Apakah kegelisahan itu sangat manusiawi? Para pemberi nasihat langsung memberikan jawaban, “Iya”. Tapi, bagi yang mengalami, mereka harus berproses:
- Untuk menenangkan diri.
- Untuk menghibur diri.
- Untuk menyemangati dan memotivasi diri.
- Untuk berdoa dan berserah dengan mengatakan, “Yang akan terjadi, terjadilah.” Tidak ada langkah mundur. Tapi harus berani maju, selangkah demi selangkah untuk menyelesaikan hal itu dengan tuntas.
Sahabat, pesan yang hendak disampaikan adalah: jika kita tidak siap, pasti jadi gelisah. Kita juga pernah mengalami hal itu.

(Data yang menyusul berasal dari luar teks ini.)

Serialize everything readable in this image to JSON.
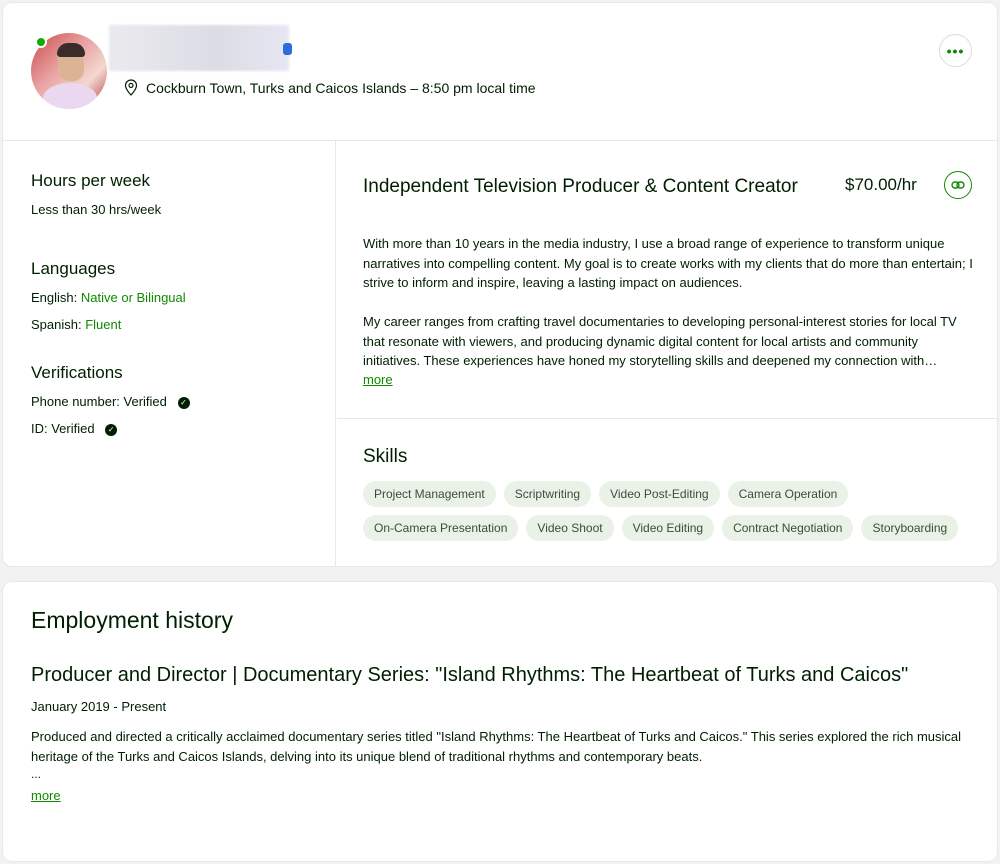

Sejatinya, pesan Tuhan Yesus dalam Injil adalah agar kita harus jadi hamba-hamba yang siap sedia melayani Tuhan (Luk 12: 35-49). Karena ketidaksiapan itu membuat kita gelisah (juga takut), maka kita harus menyiapkan segala sesuatu itu dengan baik, termasuk menyiapkan kematian kita. Jangan sampai jadi gelisah (dan takut) karena tidak siap.
Ingat, Tuhan senantiasa sertai kita hingga akhir zaman.